22 September 2009

Bret Stephens: 'Beggar Thy Neighbor, Bankrupt Thy Country, Appease Thy Foe...Pretty Much Sums Up President Obama's Global Agenda'

In 1943, Walter Lippmann observed that the disarmament movement had been "tragically successful in disarming the nations that believed in disarmament." That ought to have been the final word on the subject.

So what should Mr. Obama, who this week becomes the first American president to chair a session of the U.N. Security Council, choose to make the centerpiece of the Council's agenda? What else but nonproliferation and disarmament. And lest anyone suspect that this has something to do with North Korea and Iran, U.S. Ambassador Susan Rice insists otherwise: The meeting, she says, "will focus on nuclear nonproliferation and nuclear disarmament broadly, and not on any particular countries."
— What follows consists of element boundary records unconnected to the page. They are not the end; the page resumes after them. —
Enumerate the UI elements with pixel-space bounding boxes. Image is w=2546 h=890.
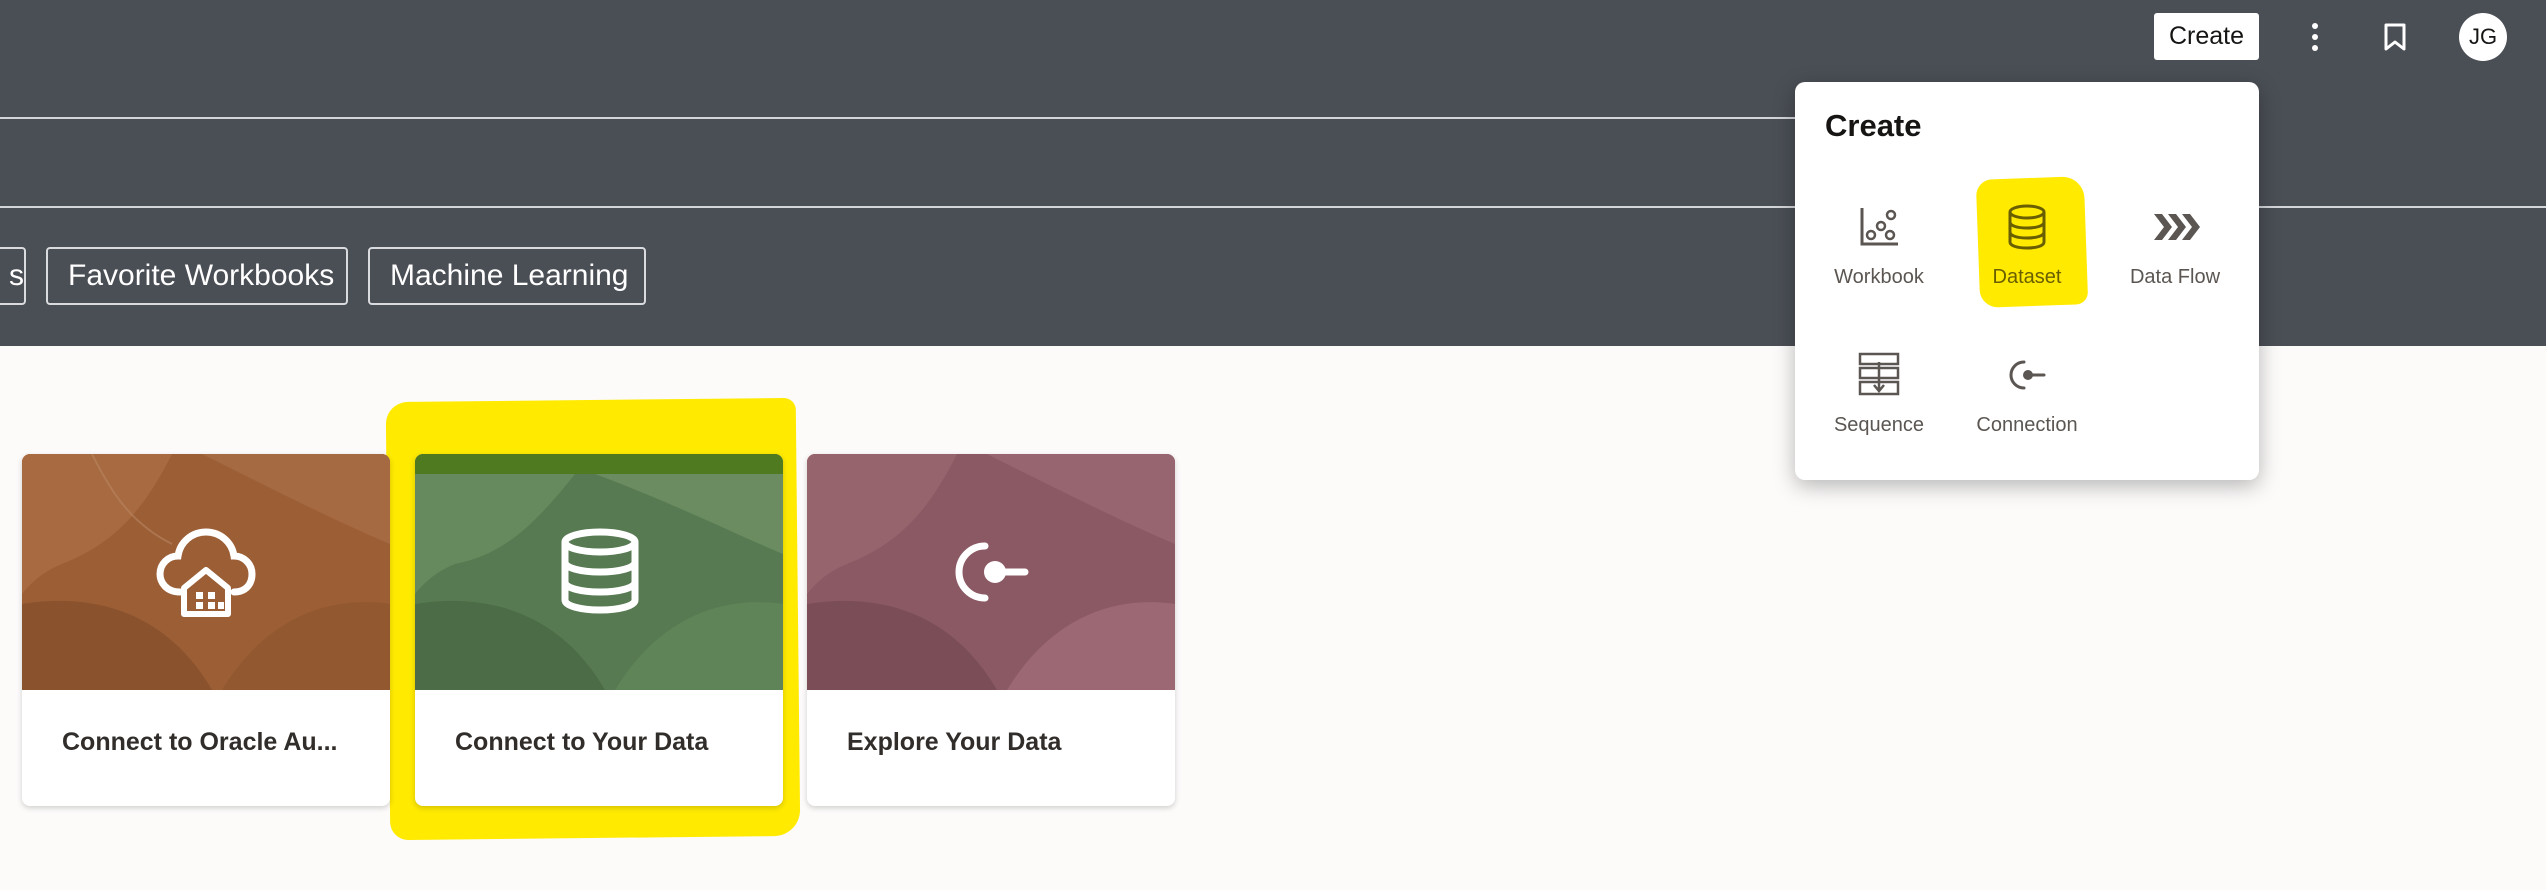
bookmark-icon[interactable] [2371,13,2419,61]
connection-plug-icon [955,542,1029,602]
card-banner [807,454,1175,690]
card-title: Connect to Oracle Au... [62,728,338,756]
more-options-icon[interactable] [2291,13,2339,61]
create-item-label: Sequence [1833,414,1925,436]
card-connect-your-data[interactable]: Connect to Your Data [415,454,783,806]
cloud-warehouse-icon [156,528,256,617]
create-button[interactable]: Create [2154,13,2259,60]
create-connection-item[interactable]: Connection [1957,350,2097,480]
card-title: Explore Your Data [847,728,1062,756]
workbook-icon [1860,208,1898,246]
card-banner [22,454,390,690]
create-menu-popup: Create Workbook Dataset Data Flow Sequen… [1795,82,2259,480]
filter-chip-partial[interactable]: s [0,247,26,305]
card-banner [415,454,783,690]
dataset-icon [2008,204,2046,250]
create-item-label: Connection [1976,414,2078,436]
create-workbook-item[interactable]: Workbook [1809,202,1949,332]
header-divider [0,117,2100,119]
filter-chip-machine-learning[interactable]: Machine Learning [368,247,646,305]
database-icon [561,528,639,614]
card-explore-your-data[interactable]: Explore Your Data [807,454,1175,806]
filter-chip-favorite-workbooks[interactable]: Favorite Workbooks [46,247,348,305]
data-flow-icon [2154,214,2200,240]
create-data-flow-item[interactable]: Data Flow [2105,202,2245,332]
connection-icon [2009,360,2046,390]
create-menu-title: Create [1825,108,1922,143]
card-title: Connect to Your Data [455,728,709,756]
card-connect-oracle[interactable]: Connect to Oracle Au... [22,454,390,806]
create-item-label: Workbook [1834,266,1924,288]
create-item-label: Data Flow [2129,266,2221,288]
sequence-icon [1858,352,1900,396]
create-item-label: Dataset [1992,266,2062,288]
create-dataset-item[interactable]: Dataset [1957,202,2097,332]
user-avatar[interactable]: JG [2459,13,2507,61]
create-sequence-item[interactable]: Sequence [1809,350,1949,480]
But the problem with this euphemistic approach to disarmament, as Lippmann noticed, is that it shifts the onus from the countries that can't be trusted with nuclear weapons to those that can. Is Nicolas Sarkozy, with his force de frappe, about to start World War III? Probably not, though he has the means to do so. Should Mr. Obama join hands with Iran and the Arab world in pushing for Israel's nuclear disarmament, on the view that if only the Jewish state would set the right example its enemies would no longer want to wipe it off the map? If that's what the president believes, he should say so publicly, especially since he's offering the same general prescription for America's nuclear deterrent.
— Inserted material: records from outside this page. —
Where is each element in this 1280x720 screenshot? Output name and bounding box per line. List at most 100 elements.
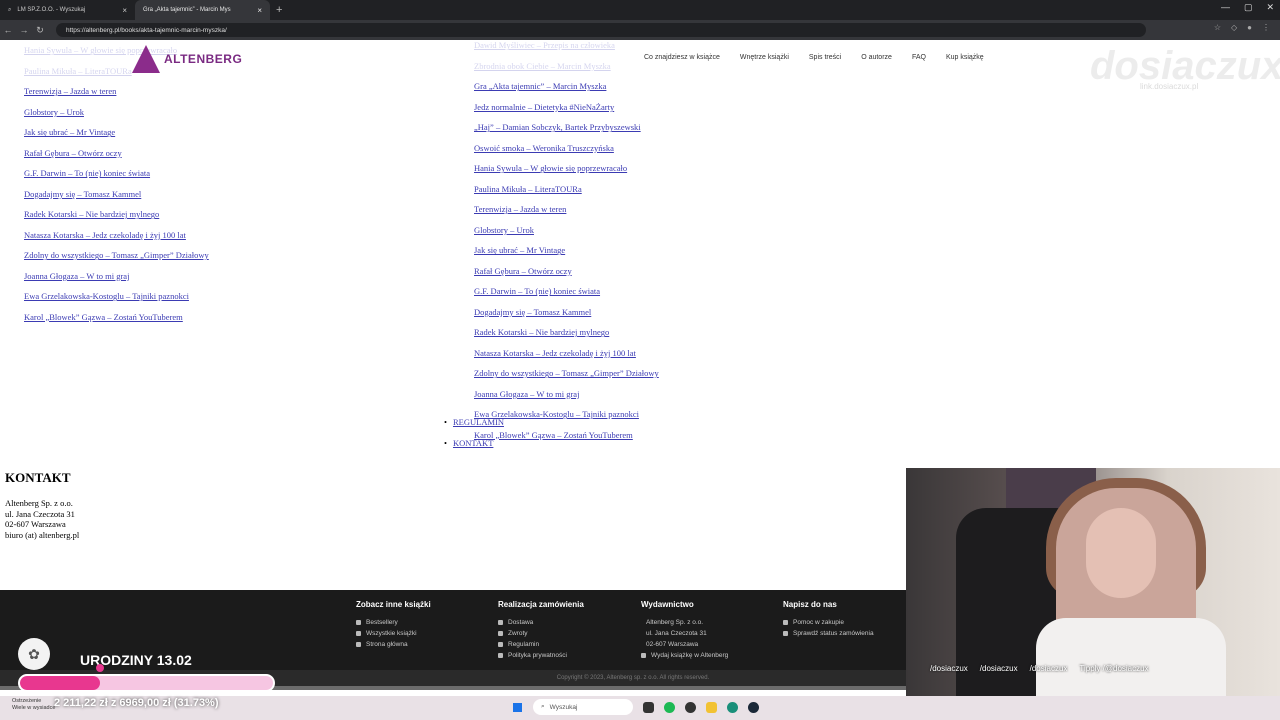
profile-icon[interactable]: ● bbox=[1247, 23, 1252, 32]
footer-link[interactable]: Dostawa bbox=[498, 617, 584, 628]
lock-icon bbox=[498, 653, 503, 658]
new-tab-button[interactable]: + bbox=[270, 4, 288, 16]
book-link[interactable]: Joanna Głogaza – W to mi graj bbox=[474, 389, 579, 399]
book-link[interactable]: Rafał Gębura – Otwórz oczy bbox=[474, 266, 572, 276]
contact-section: KONTAKT Altenberg Sp. z o.o. ul. Jana Cz… bbox=[5, 470, 79, 540]
menu-item-author[interactable]: O autorze bbox=[861, 54, 892, 61]
list-item: Radek Kotarski – Nie bardziej mylnego bbox=[24, 204, 209, 225]
stream-watermark-link: link.dosiaczux.pl bbox=[1140, 82, 1199, 91]
book-link[interactable]: Joanna Głogaza – W to mi graj bbox=[24, 271, 129, 281]
url-field[interactable]: https://altenberg.pl/books/akta-tajemnic… bbox=[56, 23, 1146, 37]
list-item: Jak się ubrać – Mr Vintage bbox=[24, 122, 209, 143]
url-text: https://altenberg.pl/books/akta-tajemnic… bbox=[66, 26, 227, 34]
book-link[interactable]: Globstory – Urok bbox=[24, 107, 84, 117]
windows-start-icon[interactable] bbox=[512, 701, 523, 713]
close-tab-icon[interactable]: × bbox=[122, 6, 127, 15]
contact-company: Altenberg Sp. z o.o. bbox=[5, 498, 73, 508]
menu-item-faq[interactable]: FAQ bbox=[912, 54, 926, 61]
book-link[interactable]: Radek Kotarski – Nie bardziej mylnego bbox=[24, 209, 159, 219]
tab-label: Gra „Akta tajemnic” - Marcin Mys bbox=[143, 7, 231, 13]
book-link[interactable]: Rafał Gębura – Otwórz oczy bbox=[24, 148, 122, 158]
warning-line1: Ostrzeżenie bbox=[12, 698, 42, 704]
book-link[interactable]: „Haj” – Damian Sobczyk, Bartek Przybysze… bbox=[474, 122, 641, 132]
contact-street: ul. Jana Czeczota 31 bbox=[5, 508, 75, 519]
maximize-icon[interactable]: ▢ bbox=[1244, 2, 1253, 13]
footer-link[interactable]: Bestsellery bbox=[356, 617, 431, 628]
extensions-area: ☆ ◇ ● ⋮ bbox=[1214, 23, 1270, 32]
menu-dots-icon[interactable]: ⋮ bbox=[1262, 23, 1270, 32]
book-link[interactable]: Natasza Kotarska – Jedz czekoladę i żyj … bbox=[474, 348, 636, 358]
extensions-icon[interactable]: ◇ bbox=[1231, 23, 1237, 32]
close-tab-icon[interactable]: × bbox=[257, 6, 262, 15]
book-link[interactable]: Jak się ubrać – Mr Vintage bbox=[24, 127, 115, 137]
browser-tab-active[interactable]: Gra „Akta tajemnic” - Marcin Mys × bbox=[135, 0, 270, 20]
book-link[interactable]: Terenwizja – Jazda w teren bbox=[24, 86, 116, 96]
book-link[interactable]: G.F. Darwin – To (nie) koniec świata bbox=[24, 168, 150, 178]
footer-link[interactable]: Wszystkie książki bbox=[356, 628, 431, 639]
tab-label: LM SP.Z.O.O. - Wyszukaj bbox=[17, 7, 86, 13]
book-link[interactable]: Gra „Akta tajemnic” – Marcin Myszka bbox=[474, 81, 606, 91]
book-link[interactable]: Hania Sywula – W głowie się poprzewracał… bbox=[474, 163, 627, 173]
list-item: Globstory – Urok bbox=[474, 220, 659, 241]
file-explorer-icon[interactable] bbox=[706, 701, 717, 713]
footer-link[interactable]: Strona główna bbox=[356, 639, 431, 650]
book-link[interactable]: Dogadajmy się – Tomasz Kammel bbox=[24, 189, 141, 199]
book-link[interactable]: Dogadajmy się – Tomasz Kammel bbox=[474, 307, 591, 317]
taskbar-search[interactable]: ⌕ Wyszukaj bbox=[533, 699, 633, 715]
regulamin-link[interactable]: REGULAMIN bbox=[453, 417, 504, 427]
back-icon[interactable]: ← bbox=[0, 25, 16, 35]
footer-heading: Wydawnictwo bbox=[641, 600, 694, 609]
menu-item-buy[interactable]: Kup książkę bbox=[946, 54, 984, 61]
legal-links: • REGULAMIN • KONTAKT bbox=[444, 412, 504, 453]
task-view-icon[interactable] bbox=[643, 701, 654, 713]
book-link[interactable]: G.F. Darwin – To (nie) koniec świata bbox=[474, 286, 600, 296]
bookmark-star-icon[interactable]: ☆ bbox=[1214, 23, 1221, 32]
book-link[interactable]: Paulina Mikuła – LiteraTOURa bbox=[474, 184, 582, 194]
book-link[interactable]: Zdolny do wszystkiego – Tomasz „Gimper” … bbox=[474, 368, 659, 378]
book-link[interactable]: Terenwizja – Jazda w teren bbox=[474, 204, 566, 214]
kontakt-link[interactable]: KONTAKT bbox=[453, 438, 493, 448]
close-window-icon[interactable]: ✕ bbox=[1266, 2, 1274, 13]
cookie-settings-icon[interactable]: ✿ bbox=[18, 638, 50, 670]
menu-item-contents[interactable]: Co znajdziesz w książce bbox=[644, 54, 720, 61]
minimize-icon[interactable]: — bbox=[1221, 2, 1230, 13]
book-link[interactable]: Natasza Kotarska – Jedz czekoladę i żyj … bbox=[24, 230, 186, 240]
book-link[interactable]: Ewa Grzelakowska-Kostoglu – Tajniki pazn… bbox=[24, 291, 189, 301]
book-link[interactable]: Jak się ubrać – Mr Vintage bbox=[474, 245, 565, 255]
list-item: Hania Sywula – W głowie się poprzewracał… bbox=[474, 158, 659, 179]
footer-link[interactable]: Zwroty bbox=[498, 628, 584, 639]
edge-browser-icon[interactable] bbox=[727, 701, 738, 713]
book-link[interactable]: Oswoić smoka – Weronika Truszczyńska bbox=[474, 143, 614, 153]
altenberg-logo[interactable]: ALTENBERG bbox=[132, 45, 242, 73]
book-link[interactable]: Radek Kotarski – Nie bardziej mylnego bbox=[474, 327, 609, 337]
list-item: „Haj” – Damian Sobczyk, Bartek Przybysze… bbox=[474, 117, 659, 138]
forward-icon[interactable]: → bbox=[16, 25, 32, 35]
list-item: Ewa Grzelakowska-Kostoglu – Tajniki pazn… bbox=[24, 286, 209, 307]
reload-icon[interactable]: ↻ bbox=[32, 25, 48, 36]
webcam-person-shirt bbox=[1036, 618, 1226, 696]
footer-link[interactable]: Pomoc w zakupie bbox=[783, 617, 874, 628]
taskbar-warning[interactable]: Ostrzeżenie Wiele w wysiadce bbox=[12, 698, 55, 712]
book-link[interactable]: Globstory – Urok bbox=[474, 225, 534, 235]
list-item: Terenwizja – Jazda w teren bbox=[474, 199, 659, 220]
footer-link[interactable]: Polityka prywatności bbox=[498, 650, 584, 661]
spotify-icon[interactable] bbox=[664, 701, 675, 713]
book-link[interactable]: Zdolny do wszystkiego – Tomasz „Gimper” … bbox=[24, 250, 209, 260]
list-item: Karol „Blowek” Gązwa – Zostań YouTuberem bbox=[24, 307, 209, 328]
document-icon bbox=[498, 642, 503, 647]
donation-amount-text: 2 211,22 zł z 6969,00 zł (31.73%) bbox=[54, 697, 219, 709]
warning-line2: Wiele w wysiadce bbox=[12, 705, 56, 711]
footer-link[interactable]: Sprawdź status zamówienia bbox=[783, 628, 874, 639]
menu-item-toc[interactable]: Spis treści bbox=[809, 54, 841, 61]
obs-icon[interactable] bbox=[685, 701, 696, 713]
list-item: Terenwizja – Jazda w teren bbox=[24, 81, 209, 102]
footer-link[interactable]: Wydaj książkę w Altenberg bbox=[641, 650, 728, 661]
legal-item: • KONTAKT bbox=[444, 433, 504, 454]
book-link[interactable]: Karol „Blowek” Gązwa – Zostań YouTuberem bbox=[24, 312, 183, 322]
menu-item-interior[interactable]: Wnętrze książki bbox=[740, 54, 789, 61]
browser-tab-search[interactable]: ⌕ LM SP.Z.O.O. - Wyszukaj × bbox=[0, 0, 135, 20]
book-link[interactable]: Jedz normalnie – Dietetyka #NieNaŻarty bbox=[474, 102, 614, 112]
footer-link[interactable]: Regulamin bbox=[498, 639, 584, 650]
steam-icon[interactable] bbox=[748, 701, 759, 713]
footer-text: Altenberg Sp. z o.o. bbox=[646, 619, 704, 626]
Of course what the administration wants is to set the right mood music for its upcoming talks with Iran. Mr. Obama would be better served having a chat with Moammar Gadhafi, who will be seated just a few chairs away at the Security Council: The mood music for his disarmament was set by the 4th Infantry Division when it yanked Saddam Hussein from his spider hole in December 2003. Col. Gadhafi gave up his WMD a week later.

Then again, it's not as if the administration doesn't know how to play hardball when it has a real villain in its sights. Like Chinese tire makers, for instance, who last week were slapped with a 35% tariff because Mr. Obama owed political favors to his friends in Big Labor. Quite something for a president who last year sounded off on the dangers of "trade policy [being] dictated by special interests."

In an op-ed in this newspaper, Brookings Institution economist Chad Bown noted that "the count of newly imposed protectionist policies like antidumping duties and other 'safeguard' measures increased by 31% in the first half of 2009 relative to the same period one year ago."
[...]

Meanwhile, Mr. Obama is earning kudos from the Russian government for his decision to pull missile defense from central Europe, even as Poland marked the 70th anniversary of its invasion by the Soviet Union. Moscow is still offering no concessions on sanctioning Iran in the event negotiations fail, but might graciously agree to an arms-control deal that cements its four-to-one advantages in tactical nuclear weapons.